I’m not here to talk about how if I skipped over the hard part, I wouldn’t value the easy part as much, or whatever. I mean, sure, I guess if you always had it good, maybe you wouldn’t value it as much as someone that worked hard to earn their keep. I don’t know, I don’t have that experience and I’m not a psychic. I watch a lot of Shondaland and this is a twist ending.
What I’ve been thinking about specifically is that interspersed inside of the hard part that I desperately want to skip through are a lot of good things and if I fast forwarded, I would’ve missed them. These last five months have probably been the hardest in my life, but it wasn’t all bad, I guess.
I kept up with this blog, kinda, and improved my writing (even though literally in this same post I wrote about how stagnant my writing has become smh). I met people that I already care about immensely. I went to a concert with new friends. I explored California with old friends. I got $10 worth of free candy at a fancy candy store. I started writing scripts and producing videos. I met the cast of Grey’s Anatomy. I had Thanksgiving with my best friends. I turned 24. I moved to a new city by myself and I’m not dead yet.
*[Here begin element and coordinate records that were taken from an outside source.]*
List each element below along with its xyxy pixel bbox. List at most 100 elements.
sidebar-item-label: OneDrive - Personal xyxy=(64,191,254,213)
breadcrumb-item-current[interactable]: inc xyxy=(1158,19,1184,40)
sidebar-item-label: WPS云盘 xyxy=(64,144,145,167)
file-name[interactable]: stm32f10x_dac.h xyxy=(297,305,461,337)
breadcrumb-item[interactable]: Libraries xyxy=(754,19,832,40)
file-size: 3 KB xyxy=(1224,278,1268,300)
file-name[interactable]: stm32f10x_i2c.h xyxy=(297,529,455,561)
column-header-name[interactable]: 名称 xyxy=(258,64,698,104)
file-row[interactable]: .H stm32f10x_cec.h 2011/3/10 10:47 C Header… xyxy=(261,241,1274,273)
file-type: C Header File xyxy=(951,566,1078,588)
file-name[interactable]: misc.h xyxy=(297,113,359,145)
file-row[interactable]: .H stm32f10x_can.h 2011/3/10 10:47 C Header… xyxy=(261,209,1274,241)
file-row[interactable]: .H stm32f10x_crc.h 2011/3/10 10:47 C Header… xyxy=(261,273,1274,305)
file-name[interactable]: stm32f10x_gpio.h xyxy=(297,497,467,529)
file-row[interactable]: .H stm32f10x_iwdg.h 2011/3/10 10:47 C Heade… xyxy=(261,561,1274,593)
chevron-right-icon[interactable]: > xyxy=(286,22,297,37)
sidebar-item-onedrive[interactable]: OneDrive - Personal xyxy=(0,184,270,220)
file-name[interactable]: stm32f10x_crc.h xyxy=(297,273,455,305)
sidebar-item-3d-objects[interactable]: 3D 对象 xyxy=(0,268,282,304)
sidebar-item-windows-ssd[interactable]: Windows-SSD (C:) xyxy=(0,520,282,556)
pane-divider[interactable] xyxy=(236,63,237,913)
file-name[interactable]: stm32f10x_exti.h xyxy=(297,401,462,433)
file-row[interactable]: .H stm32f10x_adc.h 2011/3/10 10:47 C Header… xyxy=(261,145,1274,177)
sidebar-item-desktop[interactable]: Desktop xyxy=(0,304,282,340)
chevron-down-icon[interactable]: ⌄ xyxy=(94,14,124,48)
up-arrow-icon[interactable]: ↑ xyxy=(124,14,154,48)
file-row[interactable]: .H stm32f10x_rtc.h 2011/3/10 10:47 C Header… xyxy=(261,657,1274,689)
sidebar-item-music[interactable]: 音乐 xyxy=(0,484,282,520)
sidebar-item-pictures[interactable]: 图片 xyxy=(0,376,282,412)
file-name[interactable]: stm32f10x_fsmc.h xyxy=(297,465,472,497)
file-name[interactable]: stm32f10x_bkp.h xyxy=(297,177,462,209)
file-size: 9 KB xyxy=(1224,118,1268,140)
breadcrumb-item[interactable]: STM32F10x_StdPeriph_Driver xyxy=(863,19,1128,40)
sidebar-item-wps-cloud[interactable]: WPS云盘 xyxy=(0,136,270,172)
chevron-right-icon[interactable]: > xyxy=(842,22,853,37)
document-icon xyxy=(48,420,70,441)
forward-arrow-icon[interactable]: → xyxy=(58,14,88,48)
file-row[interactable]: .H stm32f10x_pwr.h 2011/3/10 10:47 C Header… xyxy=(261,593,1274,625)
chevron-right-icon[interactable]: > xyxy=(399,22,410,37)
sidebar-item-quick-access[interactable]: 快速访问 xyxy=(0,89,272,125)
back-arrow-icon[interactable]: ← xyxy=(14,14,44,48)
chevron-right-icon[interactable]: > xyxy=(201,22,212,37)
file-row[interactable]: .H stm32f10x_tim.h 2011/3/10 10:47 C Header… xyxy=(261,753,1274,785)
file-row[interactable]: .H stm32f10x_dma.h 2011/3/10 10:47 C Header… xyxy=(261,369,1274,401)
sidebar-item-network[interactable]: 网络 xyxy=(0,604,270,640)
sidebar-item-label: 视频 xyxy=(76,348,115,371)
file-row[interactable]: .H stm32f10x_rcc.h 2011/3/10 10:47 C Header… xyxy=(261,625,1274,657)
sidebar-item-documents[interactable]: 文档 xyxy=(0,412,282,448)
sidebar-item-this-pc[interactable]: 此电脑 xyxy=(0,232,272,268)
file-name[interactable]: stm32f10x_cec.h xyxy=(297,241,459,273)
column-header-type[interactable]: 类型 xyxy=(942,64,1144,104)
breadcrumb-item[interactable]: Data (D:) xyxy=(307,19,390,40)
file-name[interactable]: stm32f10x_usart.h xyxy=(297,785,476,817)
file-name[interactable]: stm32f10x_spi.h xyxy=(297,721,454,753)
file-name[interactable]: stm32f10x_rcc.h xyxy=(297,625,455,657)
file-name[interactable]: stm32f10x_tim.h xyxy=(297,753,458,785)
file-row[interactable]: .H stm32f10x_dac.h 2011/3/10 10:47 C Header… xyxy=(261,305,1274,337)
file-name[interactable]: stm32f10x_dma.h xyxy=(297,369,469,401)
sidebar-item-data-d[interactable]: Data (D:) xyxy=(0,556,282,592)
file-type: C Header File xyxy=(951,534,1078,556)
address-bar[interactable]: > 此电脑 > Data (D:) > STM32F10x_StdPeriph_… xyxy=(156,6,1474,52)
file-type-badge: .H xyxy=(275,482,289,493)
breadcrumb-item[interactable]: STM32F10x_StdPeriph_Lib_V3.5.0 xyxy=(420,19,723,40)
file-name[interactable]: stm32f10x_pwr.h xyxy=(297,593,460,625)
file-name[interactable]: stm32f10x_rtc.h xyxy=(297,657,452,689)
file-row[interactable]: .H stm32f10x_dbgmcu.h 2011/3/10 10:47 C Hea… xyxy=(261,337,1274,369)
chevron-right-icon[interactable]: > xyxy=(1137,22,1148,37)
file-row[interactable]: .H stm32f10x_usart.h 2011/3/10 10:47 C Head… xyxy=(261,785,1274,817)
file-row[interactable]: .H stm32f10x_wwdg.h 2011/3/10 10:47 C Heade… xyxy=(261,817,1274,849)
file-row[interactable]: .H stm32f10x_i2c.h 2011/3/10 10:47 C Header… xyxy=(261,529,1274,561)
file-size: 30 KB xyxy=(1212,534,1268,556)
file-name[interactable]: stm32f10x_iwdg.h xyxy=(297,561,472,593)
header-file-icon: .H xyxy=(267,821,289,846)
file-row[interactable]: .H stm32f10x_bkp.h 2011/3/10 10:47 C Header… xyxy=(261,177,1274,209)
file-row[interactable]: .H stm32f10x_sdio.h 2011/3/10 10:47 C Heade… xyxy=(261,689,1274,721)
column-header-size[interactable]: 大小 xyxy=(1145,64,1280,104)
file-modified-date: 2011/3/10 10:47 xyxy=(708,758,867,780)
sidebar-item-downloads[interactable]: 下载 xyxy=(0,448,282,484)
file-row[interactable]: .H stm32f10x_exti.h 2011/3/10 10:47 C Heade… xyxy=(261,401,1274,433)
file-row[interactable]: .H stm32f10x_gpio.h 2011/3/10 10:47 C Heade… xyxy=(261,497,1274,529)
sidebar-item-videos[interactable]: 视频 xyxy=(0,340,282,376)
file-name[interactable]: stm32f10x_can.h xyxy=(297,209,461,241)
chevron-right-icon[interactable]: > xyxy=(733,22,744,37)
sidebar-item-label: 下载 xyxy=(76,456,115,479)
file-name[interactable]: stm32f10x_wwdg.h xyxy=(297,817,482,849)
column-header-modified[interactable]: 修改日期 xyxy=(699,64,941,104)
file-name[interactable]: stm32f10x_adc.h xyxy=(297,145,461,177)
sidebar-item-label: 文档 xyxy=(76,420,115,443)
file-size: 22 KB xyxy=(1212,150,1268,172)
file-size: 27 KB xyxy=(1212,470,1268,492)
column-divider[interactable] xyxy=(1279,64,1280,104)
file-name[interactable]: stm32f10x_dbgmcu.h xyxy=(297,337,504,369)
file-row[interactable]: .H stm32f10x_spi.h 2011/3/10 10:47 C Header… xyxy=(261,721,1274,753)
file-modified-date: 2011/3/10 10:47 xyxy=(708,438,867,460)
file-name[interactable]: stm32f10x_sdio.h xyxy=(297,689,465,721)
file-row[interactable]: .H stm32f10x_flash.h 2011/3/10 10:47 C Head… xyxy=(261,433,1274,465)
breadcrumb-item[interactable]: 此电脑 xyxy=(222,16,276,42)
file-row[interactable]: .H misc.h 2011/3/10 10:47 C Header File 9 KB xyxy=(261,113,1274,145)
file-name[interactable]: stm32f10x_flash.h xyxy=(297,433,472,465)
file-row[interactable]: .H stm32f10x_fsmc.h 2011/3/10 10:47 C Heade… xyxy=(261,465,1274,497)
I’m not gonna lie, shit has been rough in these San Jose streets pretty much since I got here. It has been no walk in the park and it’s probably not gonna be all sunshine and rainbows now that I’ve checked off a major point on my adult to-do list. I’m just tryna be more appreciative of what I have and shit, you know? Be more humble or whatever the hell. I complain a lot, like a lot, and I guess I could just use some balance. It’s easy to complain all the time and it’s easy for me to forget that even though I feel like crap a lot of the time, everything isn’t a total disaster. Just, like, mostly a disaster. There’s a portion that’s not disastrous and damn it I’m thankful for that, so let me be sappy for a few moments, ok?
It’s relieving to talk about the things that distress me. Getting that kind of stuff off my chest helps me deal with it better and I’ve found even if I can’t physically talk to someone about it, using this blog as a way to vent helps make sure I don’t bottle stuff up for the most part. It’s therapeutic and means I won’t be clogging up my twitter with depressing tweets, which is important cus I have a social media presence to maintain and I can’t be losing followers for talking about my feelings.
I need to be more cognizant about the good things, or at the very least, the non-bad things that happen. Yeah, I got my car broken into and my laptop stolen, but I also met people I really care about and admire and love spending time with. My depression has always been an uphill battle, but on the journey I got some free candy and selfies with famous people. Rejection emails flooded my inbox, but after five months man, I got one telling me all that work wasn’t for nothing.

Things in my life still aren’t totally great, but it’s definitely not as huge of a disaster as it was. And for that, I guess I gotta be grateful. There’s no fast forward button I can push to get to my next milestone, and I’m ok with that.